Trailblazing jockey Michelle Payne is backing an initiative to boost the role of women in horse racing by launching an all-female assault on the Melbourne Cup.
Payne – who became the first female jockey to win the Cup in 2015 riding rank outsider Prince of Penzance – announced ambitions to both ride and train an all-female-owned winner in the famous race.
She has teamed up with Australian Thoroughbred Bloodstock (ATB) to set up Women in Racing, a syndication program that allows only female investors and owners.
“We think this association can deliver on some themes about women and racing that are very close to my heart and open the door for many, many more women to experience the thrill of part-ownership of a racehorse,” Payne told media in Ballarat on Wednesday.
“There are a whole range of reasons why women, on the whole, don’t get involved in syndicates. We want to bust some of the myths that discourage women from participating, spell out exactly what the costs and potential gains are, and hopefully support the broader idea of women in racing, at all levels of the sport.”
Women in Racing will buy horses to be trained and ridden by Payne.
Payne has been a figurehead for women in horse racing and sport since she sensationally won the Melbourne Cup in 2015.
In her post-Melbourne Cup victory interview, she branded the sport “chauvinistic”.
“It’s such a chauvinistic sport, a lot of the owners wanted to kick me off,” Payne said. “Everyone else can get stuffed [if they] think women aren’t good enough.
“I would like to say that, you know, it’s a very male-dominated sport and people think we are not strong enough and all of the rest of it.
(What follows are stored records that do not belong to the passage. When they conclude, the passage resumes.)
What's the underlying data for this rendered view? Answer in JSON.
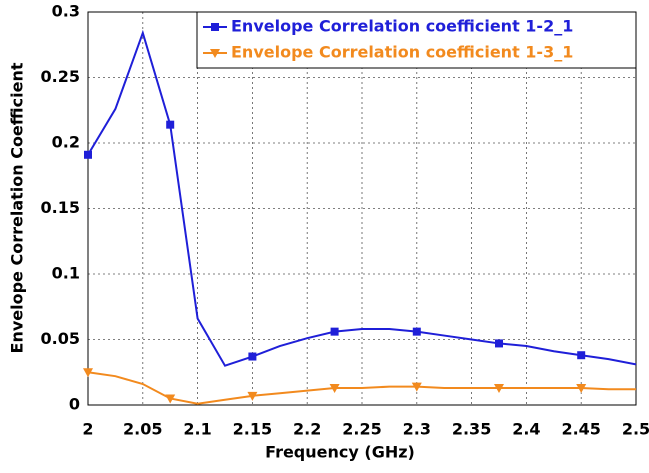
{
  "chart_data": {
    "type": "line",
    "xlabel": "Frequency (GHz)",
    "ylabel": "Envelope Correlation Coefficient",
    "x": [
      2.0,
      2.025,
      2.05,
      2.075,
      2.1,
      2.125,
      2.15,
      2.175,
      2.2,
      2.225,
      2.25,
      2.275,
      2.3,
      2.325,
      2.35,
      2.375,
      2.4,
      2.425,
      2.45,
      2.475,
      2.5
    ],
    "series": [
      {
        "name": "Envelope Correlation coefficient 1-2_1",
        "color": "#1f1fd8",
        "marker": "square",
        "values": [
          0.191,
          0.226,
          0.284,
          0.214,
          0.066,
          0.03,
          0.037,
          0.045,
          0.051,
          0.056,
          0.058,
          0.058,
          0.056,
          0.053,
          0.05,
          0.047,
          0.045,
          0.041,
          0.038,
          0.035,
          0.031
        ]
      },
      {
        "name": "Envelope Correlation coefficient 1-3_1",
        "color": "#f28a1e",
        "marker": "triangle-down",
        "values": [
          0.025,
          0.022,
          0.016,
          0.005,
          0.001,
          0.004,
          0.007,
          0.009,
          0.011,
          0.013,
          0.013,
          0.014,
          0.014,
          0.013,
          0.013,
          0.013,
          0.013,
          0.013,
          0.013,
          0.012,
          0.012
        ]
      }
    ],
    "marker_every": 3,
    "xlim": [
      2,
      2.5
    ],
    "xticks": [
      2,
      2.05,
      2.1,
      2.15,
      2.2,
      2.25,
      2.3,
      2.35,
      2.4,
      2.45,
      2.5
    ],
    "ylim": [
      0,
      0.3
    ],
    "yticks": [
      0,
      0.05,
      0.1,
      0.15,
      0.2,
      0.25,
      0.3
    ],
    "grid": true,
    "legend": "upper right"
  }
}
“It’s not all about strength, there is so much more involved, getting the horse into a rhythm, getting the horse to try for you, it’s being patient and I’m so glad to win Melbourne Cup and hopefully, it will help female jockeys from now on to get more of a go.
“Because, I believe that we sort of don’t get enough of a go and hopefully this will help.”
Only four women have ever ridden in the Melbourne Cup.
Life after the saddle
Payne earned her Victorian trainer’s license in August and then went on to win a race on a horse she trained under the dual accreditation scheme.
Payne said she had been approached by numerous racing identities to consider buying a horse to train and ride in the Melbourne Cup.
She said she preferred German and English horses because of their recent success in the Melbourne Cup and their superior breeding.
She also hinted that there may not be long left in her career as a jockey after her devastating race fall in Mildura in May.
“It’s not too far away. It’s a very dangerous sport and I’ve had my fair share of falls,” she said. “I don’t want to push my luck. Having said that you’ve got to live your life doing what you love.”